El subsecretario de Seguridad Pública, Ricardo Mejía, destaca por lo “curioso” de su defensa de la PPO: “…si se deja a merced de los jueces la libertad de una persona acusada, se «puede dar lugar a múltiples casos de corrupción, a un mercadeo de abogados y jueces»”. Como vimos, la prisión preventiva oficiosa deja la suerte del acusado en manos del juez y de su acusador, con lo cual el “mercadeo” solo se amplía a la parte acusadora, pero no lo elimina como quiere el subsecretario Mejía. Concluye el subsecretario: “Representa una amenaza para la sociedad (la desaparición de la PPO) porque estos individuos en libertad seguirán llevando a cabo sus actividades de carácter criminal”, (portal RT, 29 de agosto). El subsecretario no se da cuenta que este argumento es un oxímoron, puesto que da por demostrado justamente lo que el juicio tiene que probar, esto es, que quien recibe la PPO es un peligroso delincuente que pone en riesgo la seguridad de los demás. Si de antemano sabemos que se trata de un criminal irredento (y solo así resultarían culpables quienes abogan por suprimir la PPO) ahorrémonos gastos, embrollos jurídicos, abogados y jueces y sentenciemos a todos a cadena perpetua.
Por su lado, el presidente López Obrador dijo que la eliminación de la PPO implicaría la «Protección para jefes de bandas de la delincuencia organizada y para delincuentes de cuello blanco» (misma nota de RT). También esto es una contradicción en los términos: si ya sabemos que los imputados son jefes de bandas y ladrones de cuello blanco, ¿para qué los sometemos a prisión preventiva oficiosa? Por otra parte, ¿cuántos jefes de bandas criminales y delincuentes de cuello blanco que purgan justa condena gracias a la prisión preventiva puede enumerar el presidente? ¿No es verdad que todo México sabe que la delincuencia está desbordada y que el Gobierno se muestra incapaz u omiso para combatirla? ¿No acaso las cifras demuestran que la inmensa mayoría de quienes padecen PPO son gentes de escasos recursos que no tuvieron dinero para un buen abogado o para sobornar al juez o a sus acusadores? ¿Dónde está la eficacia de la PPO para abatir la violencia y el crimen?
El problema aquí no radica en si se les aplica o no la PPO, eso viene solo en segundo término. El primero es echarles el guante y presentarlos ante la justicia.

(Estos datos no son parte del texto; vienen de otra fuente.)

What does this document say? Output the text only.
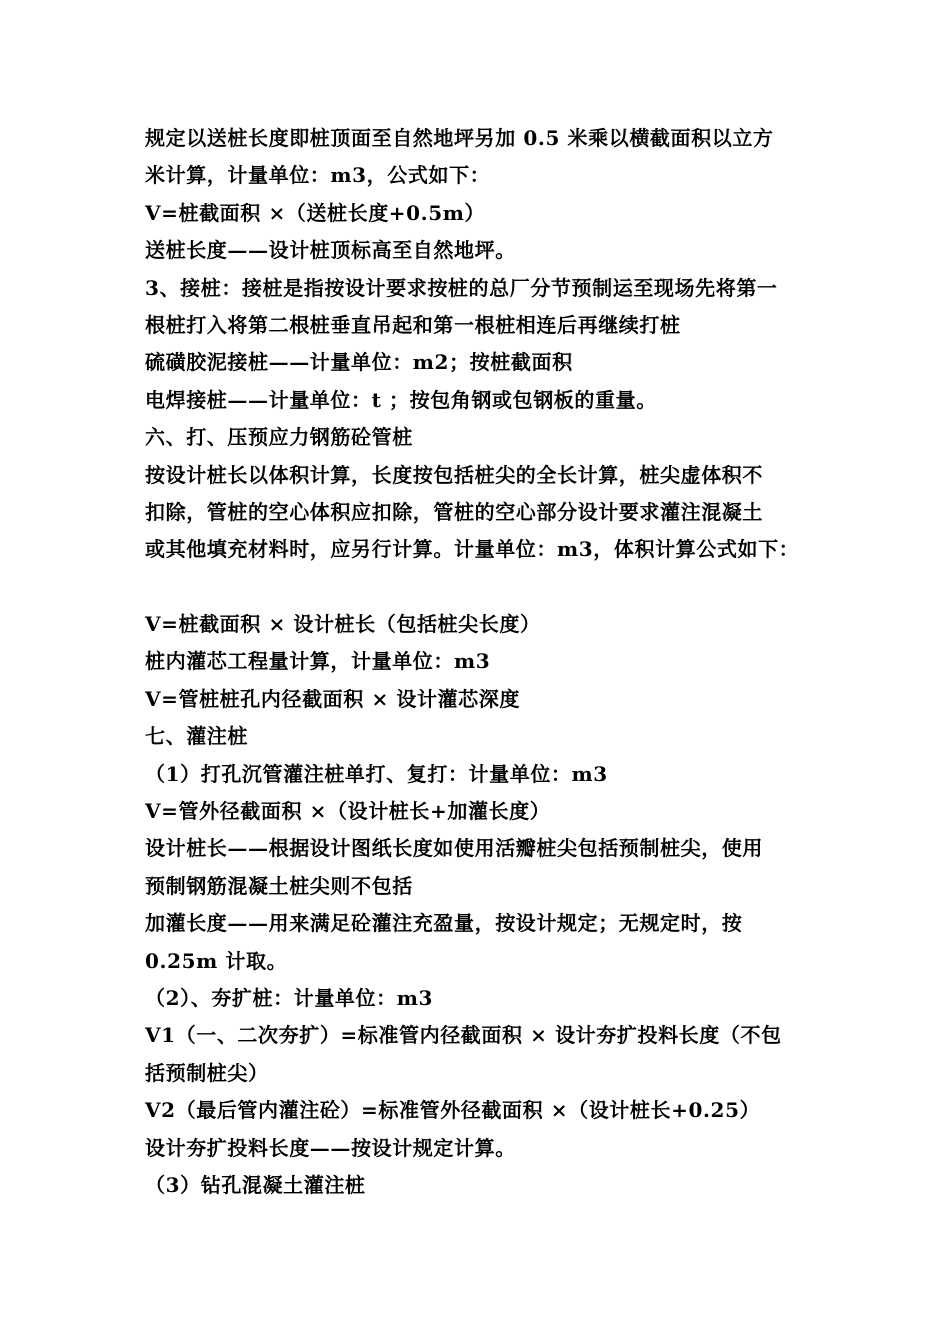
规定以送桩长度即桩顶面至自然地坪另加 0.5 米乘以横截面积以立方
米计算，计量单位：m3，公式如下：
V=桩截面积 ×（送桩长度+0.5m）
送桩长度——设计桩顶标高至自然地坪。
3、接桩：接桩是指按设计要求按桩的总厂分节预制运至现场先将第一
根桩打入将第二根桩垂直吊起和第一根桩相连后再继续打桩
硫磺胶泥接桩——计量单位：m2；按桩截面积
电焊接桩——计量单位：t ；按包角钢或包钢板的重量。
六、打、压预应力钢筋砼管桩
按设计桩长以体积计算，长度按包括桩尖的全长计算，桩尖虚体积不
扣除，管桩的空心体积应扣除，管桩的空心部分设计要求灌注混凝土
或其他填充材料时，应另行计算。计量单位：m3，体积计算公式如下：
V=桩截面积 × 设计桩长（包括桩尖长度）
桩内灌芯工程量计算，计量单位：m3
V=管桩桩孔内径截面积 × 设计灌芯深度
七、灌注桩
（1）打孔沉管灌注桩单打、复打：计量单位：m3
V=管外径截面积 ×（设计桩长+加灌长度）
设计桩长——根据设计图纸长度如使用活瓣桩尖包括预制桩尖，使用
预制钢筋混凝土桩尖则不包括
加灌长度——用来满足砼灌注充盈量，按设计规定；无规定时，按
0.25m 计取。
（2）、夯扩桩：计量单位：m3
V1（一、二次夯扩）=标准管内径截面积 × 设计夯扩投料长度（不包
括预制桩尖）
V2（最后管内灌注砼）=标准管外径截面积 ×（设计桩长+0.25）
设计夯扩投料长度——按设计规定计算。
（3）钻孔混凝土灌注桩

Es algo semejante a aquel instructivo para usar eficazmente un poderoso veneno contra las pulgas. Coge usted la pulga, rezaba el instructivo, le abre el pico y le vierte el veneno; el resultado es inmediato y garantizado. Sí, pero el problema no es matar una pulga cuando ya la tenemos en la mano; el problema es, precisamente, cazar la pulga. No hay remedio: la PPO es arbitraria, abusiva, inconstitucional; una ley que nulifica el derecho a la presunción de inocencia e impide la defensa eficaz de la víctima encerrándola en la cárcel, con un acceso limitado a sus recursos y a sus abogados. Por eso merece ser derogada sin tardanza. Que se haga o no, ese es otro problema.